NY Times Streetscapes column highlight West End Avenue

This article from Sunday’s New York Times highlights the architecture of West End Avenue, as well as the hard work of our friends at the West End Preservation Society and Landmark West!

Streetscapes | West End Avenue
Homage to the Humdrum

By CHRISTOPHER GRAY
November 21, 2008

A NEIGHBORHOOD coalition, the West End Preservation Society, has proposed the designation of the entire stretch of West End Avenue from 70th to 107th Street as a historic district, with the support of the preservation group Landmark West.

This comfortable boulevard, which epitomizes the West Side’s easygoing character, is lined with mostly humdrum apartment buildings of the 1910s and 1920s, but a handful stand well above the architectural mean.

West End evolved into an apartment street after 1910, when the first tall apartment buildings went up, mostly replacing the roomy brownstones that had sprung up in the 1880s. By the end of the 1920s, only isolated corners remained unimproved, and in a 1931 issue of The Saturday Review of Literature, Christopher Morley called West End “incomparably the most agreeable and convenient” of New York’s large streets, in part because of its unexceptional architecture, “just even bulks of masonry,” as he put it.

The avenue in the 70s is notable at 75th Street for Neville & Bagge’s richly colored Esplanade of 1916, a very competent urban palazzo, its warm orange brick facade richly festooned with balconies and relief sculpture. At 78th Street comes the rear of the magnificent Apthorp apartments, really a Broadway building.

The architect George F. Pelham Jr. struck an unusual note of modernism at the southwest corner of 80th. Built in 1936, the interior of 411 West End marked a departure from the apartments of the 1910s and 1920s: stepped-down living rooms, glass-enclosed tubs and highly colored tile bathrooms.

The bulk of the facade is typical of its period. It is the stainless steel icicle-like trim at the upper floors that makes it amusing to look at.

At the northwest corner of 82nd Street stands West End’s most architecturally singular apartment building, the Umbria, built in 1911 by Harry Schiff and designed by D. Everett Waid in light brick and terra cotta.
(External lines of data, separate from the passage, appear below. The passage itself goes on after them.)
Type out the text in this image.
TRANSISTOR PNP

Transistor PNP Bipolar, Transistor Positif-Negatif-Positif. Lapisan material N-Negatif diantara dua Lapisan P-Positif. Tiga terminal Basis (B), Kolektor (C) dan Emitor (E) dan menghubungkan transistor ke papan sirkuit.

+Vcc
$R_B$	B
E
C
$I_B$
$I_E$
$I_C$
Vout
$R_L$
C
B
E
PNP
As with most of its cohort, Schiff gave the Umbria all the bells and whistles: wall safes, filtered water, cedar closets, a mail chute and central vacuum cleaning. The apartments, from 7 to 12 rooms, rented for $200 to $375 per month.
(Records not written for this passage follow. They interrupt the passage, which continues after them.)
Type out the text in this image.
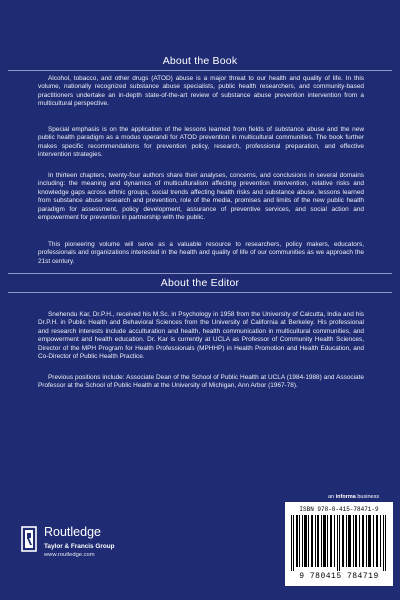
About the Book
Alcohol, tobacco, and other drugs (ATOD) abuse is a major threat to our health and quality of life. In this volume, nationally recognized substance abuse specialists, public health researchers, and community-based practitioners undertake an in-depth state-of-the-art review of substance abuse prevention intervention from a multicultural perspective.
Special emphasis is on the application of the lessons learned from fields of substance abuse and the new public health paradigm as a modus operandi for ATOD prevention in multicultural communities. The book further makes specific recommendations for prevention policy, research, professional preparation, and effective intervention strategies.
In thirteen chapters, twenty-four authors share their analyses, concerns, and conclusions in several domains including: the meaning and dynamics of multiculturalism affecting prevention intervention, relative risks and knowledge gaps across ethnic groups, social trends affecting health risks and substance abuse, lessons learned from substance abuse research and prevention, role of the media, promises and limits of the new public health paradigm for assessment, policy development, assurance of preventive services, and social action and empowerment for prevention in partnership with the public.
This pioneering volume will serve as a valuable resource to researchers, policy makers, educators, professionals and organizations interested in the health and quality of life of our communities as we approach the 21st century.
About the Editor
Snehendu Kar, Dr.P.H., received his M.Sc. in Psychology in 1958 from the University of Calcutta, India and his Dr.P.H. in Public Health and Behavioral Sciences from the University of California at Berkeley. His professional and research interests include acculturation and health, health communication in multicultural communities, and empowerment and health education. Dr. Kar is currently at UCLA as Professor of Community Health Sciences, Director of the MPH Program for Health Professionals (MPHHP) in Health Promotion and Health Education, and Co-Director of Public Health Practice.
Previous positions include: Associate Dean of the School of Public Health at UCLA (1984-1988) and Associate Professor at the School of Public Health at the University of Michigan, Ann Arbor (1967-78).
an informa business
Routledge
Taylor & Francis Group
www.routledge.com
ISBN 978-0-415-78471-9
9 780415 784719
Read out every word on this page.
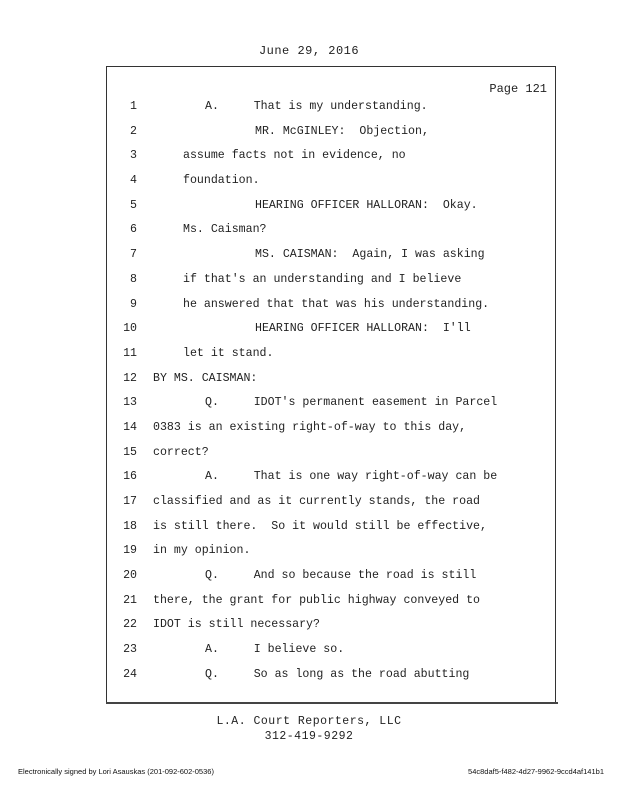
June 29, 2016
Page 121
1	A.     That is my understanding.
2	MR. McGINLEY:  Objection,
3	assume facts not in evidence, no
4	foundation.
5	HEARING OFFICER HALLORAN:  Okay.
6	Ms. Caisman?
7	MS. CAISMAN:  Again, I was asking
8	if that's an understanding and I believe
9	he answered that that was his understanding.
10	HEARING OFFICER HALLORAN:  I'll
11	let it stand.
12 BY MS. CAISMAN:
13	Q.     IDOT's permanent easement in Parcel
14 0383 is an existing right-of-way to this day,
15 correct?
16	A.     That is one way right-of-way can be
17 classified and as it currently stands, the road
18 is still there.  So it would still be effective,
19 in my opinion.
20	Q.     And so because the road is still
21 there, the grant for public highway conveyed to
22 IDOT is still necessary?
23	A.     I believe so.
24	Q.     So as long as the road abutting
L.A. Court Reporters, LLC
312-419-9292
Electronically signed by Lori Asauskas (201-092-602-0536)	54c8daf5-f482-4d27-9962-9ccd4af141b1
Another Depression-era apartment building stands out at 87th Street, the only full-blown Art Deco work on the avenue. Designed in 1936 for the developer Mose Goodman by H. I. Feldman, 565 West End had apartments as small as three rooms, marking a new era for the avenue, which had hitherto been mostly family-style. The striped orange and black brickwork on the first floor gives it a luscious chromatic presence.

A sleeper building is 640 West End, at the northeast corner of 91st, designed in 1912 by the veteran West Side architect Ralph Townsend for a syndicate of which he was a member. Its simple Renaissance styling and large windows in broad wall surfaces give it a dignity beyond the usual shoebox peppered with rectangular holes. This repose seems a minor touch until you see how few other architects achieved it, although it should be noted that Townsend had only two apartments per floor to work in.

The Dallieu, at the southeast corner of 101st Street, is one of George and Edward Blum’s exceptional designs, built for the Tishman family in 1913. It has lost its original windows, rich cornice and, recently, its intricate lobby doors — each disappearance a little tragedy — but its recessed brick joints and hypnotic patterns of masonry and terra-cotta decoration still make it one of the great apartment buildings of the West Side.

The Dallieu, like its brethren, served the prosperous — brokers, diamond importers and wholesalers. Of the 45 families recorded there by the 1920 census taker, 39 had live-in cooks.

The Blums’ frequent competitor, Gaetano Ajello, got a plum commission from the Paterno brothers, with his triplet 885-895-905 West End Avenue, flanking 103rd Street and built between 1913 and 1917. These are competent individually but imposing as a group, a comprehensive effort rare for New York.

The 1913 Cleburne, 924 West End, rises at the northeast corner of 105th. It is also by Harry Schiff, here working with Schwartz & Gross. The exterior and the lobby have an Arts and Crafts character, but what is most interesting is the great drive-through entrance, on the 105th Street side.

Does West End itself rise to historic-district quality? On the East Side, the certifiably famous Park Avenue has been included in historic districts only incidentally, and most of its length above 78th Street is unregulated.

Central Park South is not designated, nor the Grand Concourse. Perhaps the greatest claim to prominence West End Avenue can offer is that it is, as Mr. Morley said, supremely “discreet and undemonstrative.” If it becomes a historic district, it will perhaps be because it makes no fuss better than any other comparable street in New York.